Ja, irre machen ließ sie sich nicht, die kleine Hexe. Wir wurden bald die besten Kameraden, aber mein ernsthafter elfjähriger Schülerverstand trottelte immer hinter ihrem eigensinnigen Köpfchen her. Ich bin auf ihre freundliche Anregung hin unzähligemal ins Wasser gefallen, unzähligemal mit zerrissenen Kleidern von irgend einem Streifzug heimgekommen. Ihr war ja kein Baum zu hoch, kein Graben zu breit. Auch keine Arbeit war ihr zu schwer; leider waren es vorläufig noch lauter Unnützigkeiten, an denen sie ihre starken jungen Kräfte maß. Daß das später anders geworden ist, brauche ich euch ja nicht erst zu sagen.

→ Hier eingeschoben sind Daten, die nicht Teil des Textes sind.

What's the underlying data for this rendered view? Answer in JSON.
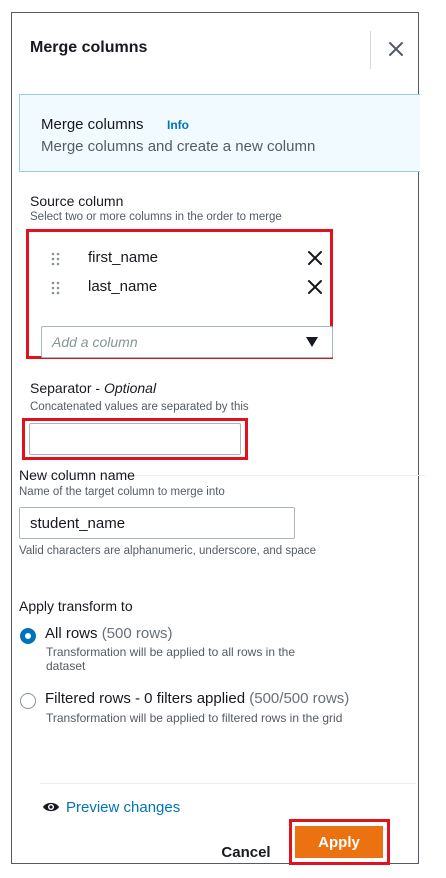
{
  "header": {
    "title": "Merge columns"
  },
  "info_panel": {
    "title": "Merge columns",
    "info_link": "Info",
    "description": "Merge columns and create a new column"
  },
  "source_column": {
    "label": "Source column",
    "description": "Select two or more columns in the order to merge",
    "items": [
      {
        "name": "first_name"
      },
      {
        "name": "last_name"
      }
    ],
    "add_placeholder": "Add a column"
  },
  "separator": {
    "label": "Separator - ",
    "label_optional": "Optional",
    "description": "Concatenated values are separated by this",
    "value": ""
  },
  "new_column": {
    "label": "New column name",
    "description": "Name of the target column to merge into",
    "value": "student_name",
    "hint": "Valid characters are alphanumeric, underscore, and space"
  },
  "apply_transform": {
    "label": "Apply transform to",
    "options": [
      {
        "label": "All rows",
        "count": "(500 rows)",
        "description": "Transformation will be applied to all rows in the dataset",
        "selected": true
      },
      {
        "label": "Filtered rows - 0 filters applied",
        "count": "(500/500 rows)",
        "description": "Transformation will be applied to filtered rows in the grid",
        "selected": false
      }
    ]
  },
  "footer": {
    "preview_label": "Preview changes",
    "cancel_label": "Cancel",
    "apply_label": "Apply"
  },
  "colors": {
    "primary": "#ec7211",
    "link": "#0073bb",
    "highlight": "#e0121e",
    "info_bg": "#f1faff"
  }
}
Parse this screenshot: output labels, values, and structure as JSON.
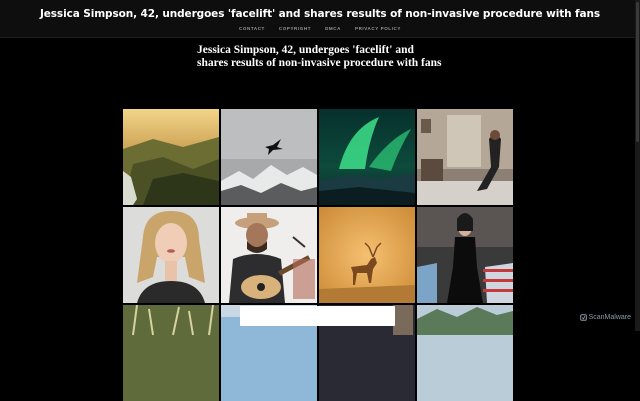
{
  "site": {
    "title": "Jessica Simpson, 42, undergoes 'facelift' and shares results of non-invasive procedure with fans"
  },
  "nav": {
    "items": [
      {
        "label": "CONTACT"
      },
      {
        "label": "COPYRIGHT"
      },
      {
        "label": "DMCA"
      },
      {
        "label": "PRIVACY POLICY"
      }
    ]
  },
  "article": {
    "title": "Jessica Simpson, 42, undergoes 'facelift' and shares results of non-invasive procedure with fans"
  },
  "gallery": {
    "tiles": [
      {
        "name": "photo-waterfall-valley"
      },
      {
        "name": "photo-eagle-mountains"
      },
      {
        "name": "photo-aurora"
      },
      {
        "name": "photo-room-interior"
      },
      {
        "name": "photo-blonde-woman"
      },
      {
        "name": "photo-cowboy-guitar"
      },
      {
        "name": "photo-deer-fog"
      },
      {
        "name": "photo-gala-dress"
      },
      {
        "name": "photo-grass"
      },
      {
        "name": "photo-sky"
      },
      {
        "name": "photo-people"
      },
      {
        "name": "photo-mountain-lake"
      }
    ]
  },
  "watermark": {
    "text": "ScanMalware"
  },
  "colors": {
    "background": "#000000",
    "header": "#0e0e0e",
    "text": "#ffffff",
    "nav_text": "#9a9a9a"
  }
}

Erinnert ihr euch noch der schönen Steingrotte im Moosbacher Garten? Sie ist jetzt ganz mit Waldfarn und Frauenhaar übersponnen. Dazu hat Berberitze – zehn Jahr alt höchstens – die ganzen schweren Steine von der Landstraße in ihrem kleinen Schubkarren angefahren. Vom Bau der Chaussee war ein langer Steinhaufen liegen geblieben, es hatte Streit gegeben zwischen der Dorfgemeinde und der Baukommission; die letztere hatte zu viel Steine angefahren, die erstere wollte sie nicht bezahlen, und unbezahlt sind sie wohl bis heute geblieben, Berberitze hat die Steine des Anstoßes, einem glücklichen Impuls folgend, wenigstens vom Eingang des Dorfes weggeräumt. Der Onkel war starr, als er eines Tags die angefangene Grotte, sauber mit Erde zusammengefügt, im Winkel seines Gartens entdeckte. Das Kind hat sein Werk aber so manierlich und mit so viel Ausdauer zu Ende geführt, daß er das Ding zur Erinnerung stehen ließ. Heute ist es mit seinem zarten Blätterschmuck eine Zierde für den ganzen alten Garten.

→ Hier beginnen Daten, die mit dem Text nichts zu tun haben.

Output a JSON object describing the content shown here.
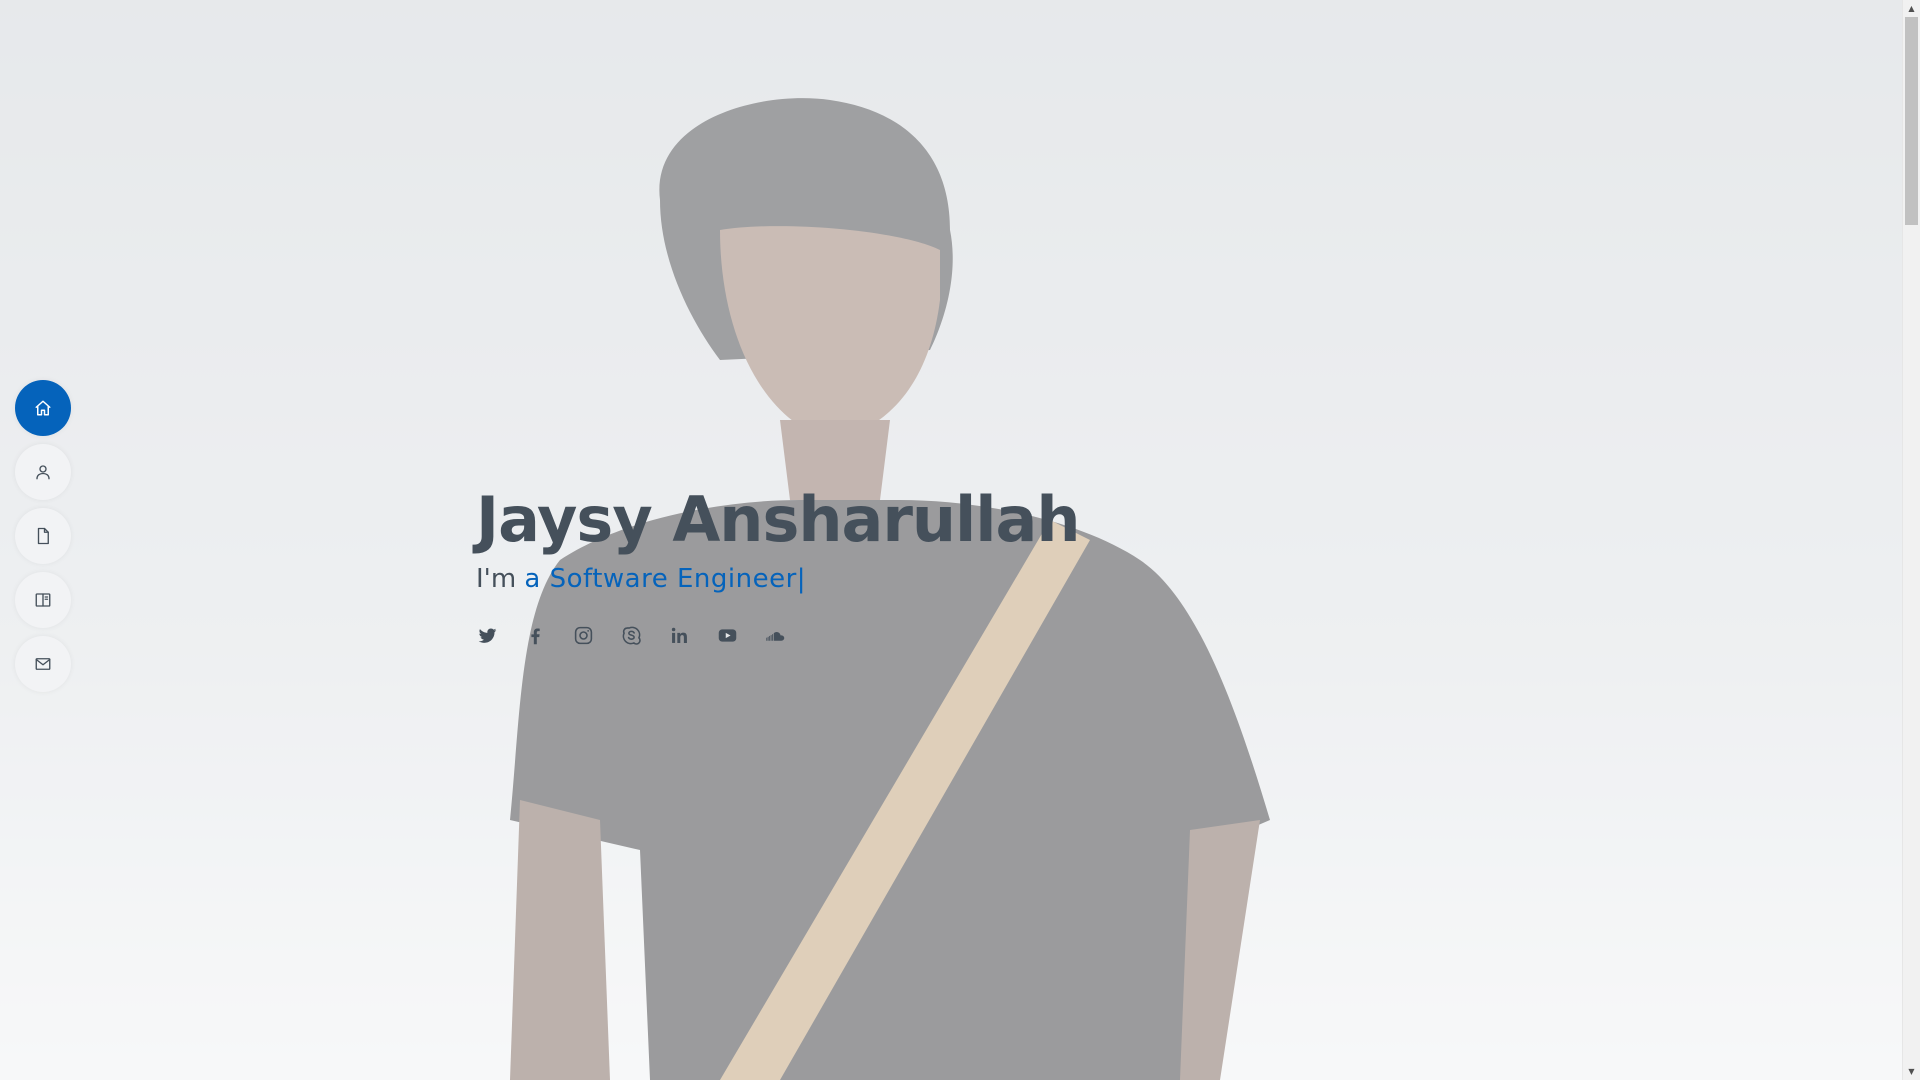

Aber was ich eigentlich erzählen wollte, das sind ein paar Stücke von der großen Berberitze. Mit ihren Kinderstreichen würde ich ja ohnehin heute nicht fertig.

Ja – also sie war so zwischen fünfzehn und sechzehn Jahre alt – ein kräftiges, fleißiges, rühriges Ding, dem jede Arbeit und Anstrengung selbstverständlich schien, und doch bei aller Frische und Kraft so leicht und fein!

Ich war wieder einmal, damals schon als Student im ersten Semester, bei den Verwandten zu Gast. Damals widerfuhr dem armen Moosbach eine große, unverhoffte Ehre. Der Onkel hatte von einem ausländischen Freund ein paar Säcke Samen von irgend einer neuen Lupinenart geschickt bekommen, er hatte schon damit experimentiert und es standen ihm nun bereits ein paar Felder in goldgelbem Flor. – Er hatte in einer landwirtschaftlichen Zeitung die Kollegen auf die neue Fütterungsmethode aufmerksam gemacht, der Artikel hatte viel Beachtung gefunden, und eines Tages sagte sich der damals im landwirtschaftlichen Fach so bekannte Geheime Regierungsrat von Dahlen in einem liebenswürdigen Brief zu einem mehrstündigen Besuch in Moosbach an. Er hatte den Vorsitz bei der Jahressitzung des landwirtschaftlichen Kreisvereins, der diesmal in dem drei Meilen entfernten W. tagte, und wünschte dringend, vorher persönlich mit dem Onkel zu sprechen, um einige genaue Angaben über die neue Futterart seinem Vortrage einfügen zu können.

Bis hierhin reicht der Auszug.